Besides the generous terms of the funds, NEXIM Bank is working with other government agencies to address other critical issues such as logistics and packaging/quality standards, which have contributed significantly to the poor market access and weak competiveness of Nigerian goods in international markets.

JA: Nigeria has made too slow progress with the export diversification agenda. What would be the basis of optimism that we are about to make a significant leap in non-oil export growth?

BW: As a country, there is no alternative to export diversification, particularly in view of the current downturn in the global oil market, which is expected to be quite protracted. This development, coupled with the need to create jobs for the teeming youth and promote sustainable development, has led the current administration of President Muhammadu Buhari to reaffirm its commitment towards the development of the agricultural and solid mineral sectors, where Nigeria has huge endowments. You may recall that the country once derived substantial revenue from exporting agricultural commodities.   
    
In addition to the intervention funds by the CBN, several initiatives are being undertaken by various government agencies including the Federal Ministry of Industry, Trade & Investment (FMITI) and Nigerian Export Promotion Council (NEPC), aimed at creating the required environment to boost investment in the non-oil export sector and develop a sustainable industrial value chain. It is expected that with all these efforts, coupled with NEXIM Bank's initiatives, we should begin to see positive results very soon. We are very optimistic.

JA: What are your plans in transforming Nigerian Export-Import Bank?

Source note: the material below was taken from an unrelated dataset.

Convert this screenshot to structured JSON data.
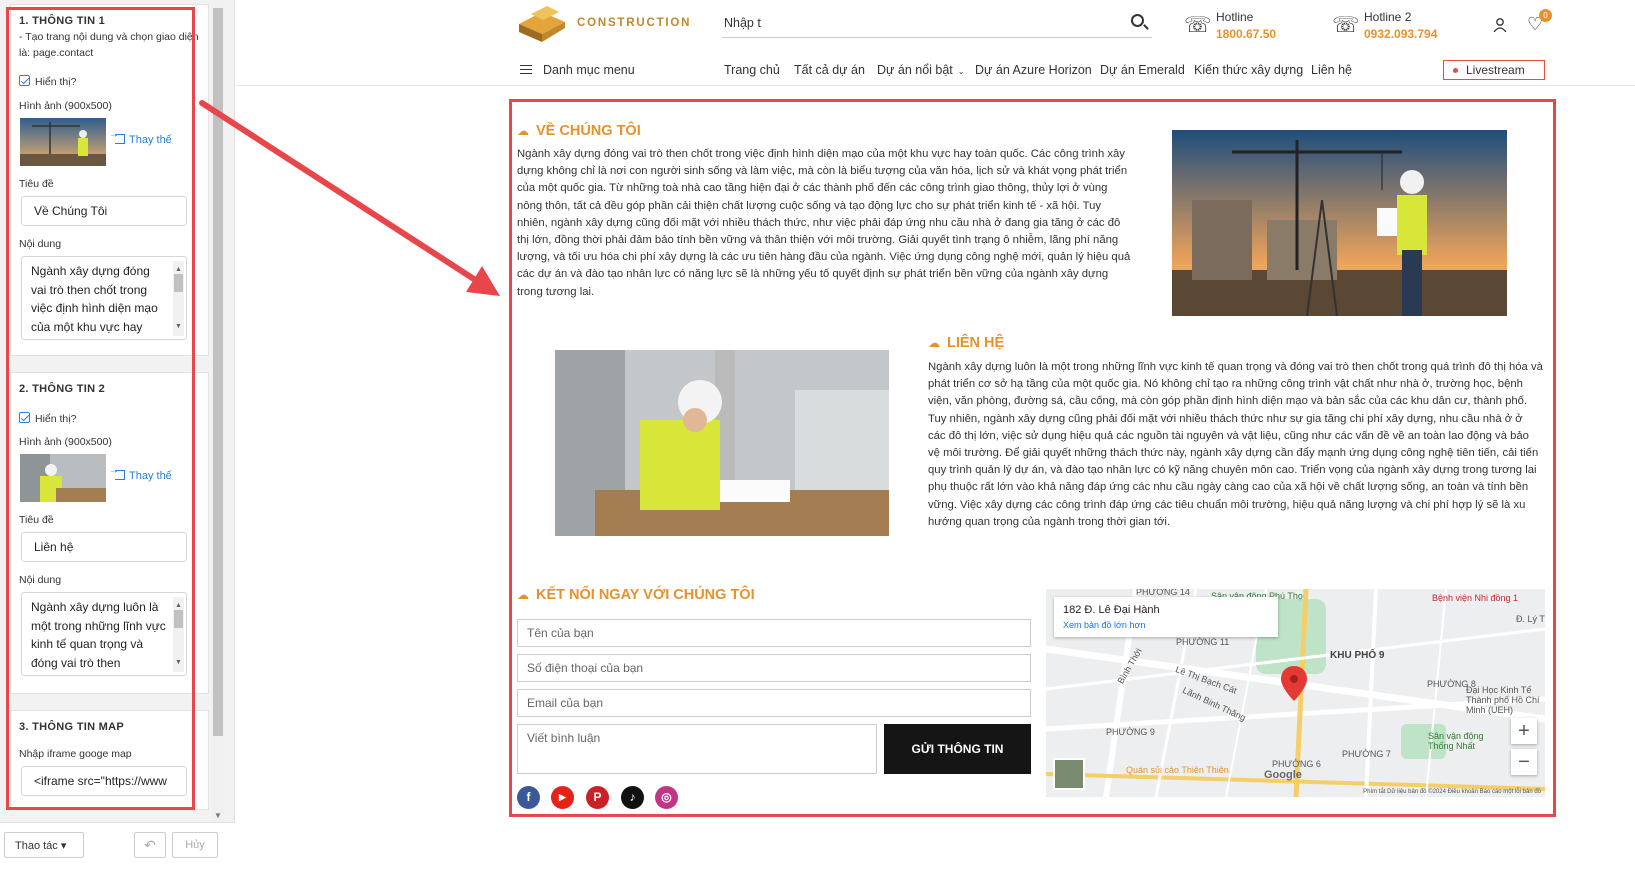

BW: The transformation roadmap embraced by NEXIM Bank since 2009 has yielded positive results and we are working to sustain and improve on it.  Already, we have a major task of managing the CBN intervention funds.
    
We are working on a number of other initiatives.  We have been working towards boosting intra-regional trade within West and Central Africa. The current low level of trade within the regions, estimated at 10% of total trade volume, is attributed to poor road transport infrastructure, high cost of transhipment via Europe and the extended time it takes to ship goods from one country to the other within the regions. NEXIM Bank is facilitating the Sealink project to address these non-tariff barriers and logistical challenges being faced in movement of goods and persons. The shipping company being facilitated will provide direct maritime links within the West and Central African regions.  
    
This project has been on-going over the past 3-4 years, but arrangements are currently being finalized with our partners to commence a pilot scheme by October this year. We are also working with the Solid Minerals Association of Nigeria and the Shippers Council to attract private sector investments towards dredging the inland water ways to provide dry bulk cargo barges to facilitate the movement of solid minerals by sea. This will help the country to realize its annual export potentials of at least one million tonnes of coal, iron ore and lead/zinc.
    
We are also working to minimize the high incidence of rejection faced by Nigeria's agricultural exports to European and other markets. Together with major investors, we hope to resuscitate and commence the production of hydrocarbon-free jute bags in the country for packaging of exports.
    
We are also collaborating on a number of initiatives with the African Export-Import Bank (Afreximbank). One of such initiatives is the introduction of factoring as a strategic debtor financing tool or an alternative funding instrument for exporter SMEs. In this regard, we plan to facilitate the enactment of the enabling legislation that will guide the provision of factoring services in Nigeria. Afreximbank has sponsored the production of a draft Factoring law for Africa and NEXIM Bank is working with CBN's FSS (Financial System Strategy) 2020 and other stakeholders to develop a draft legislation for Nigeria, which will be presented to the National Assembly for consideration and passage into law.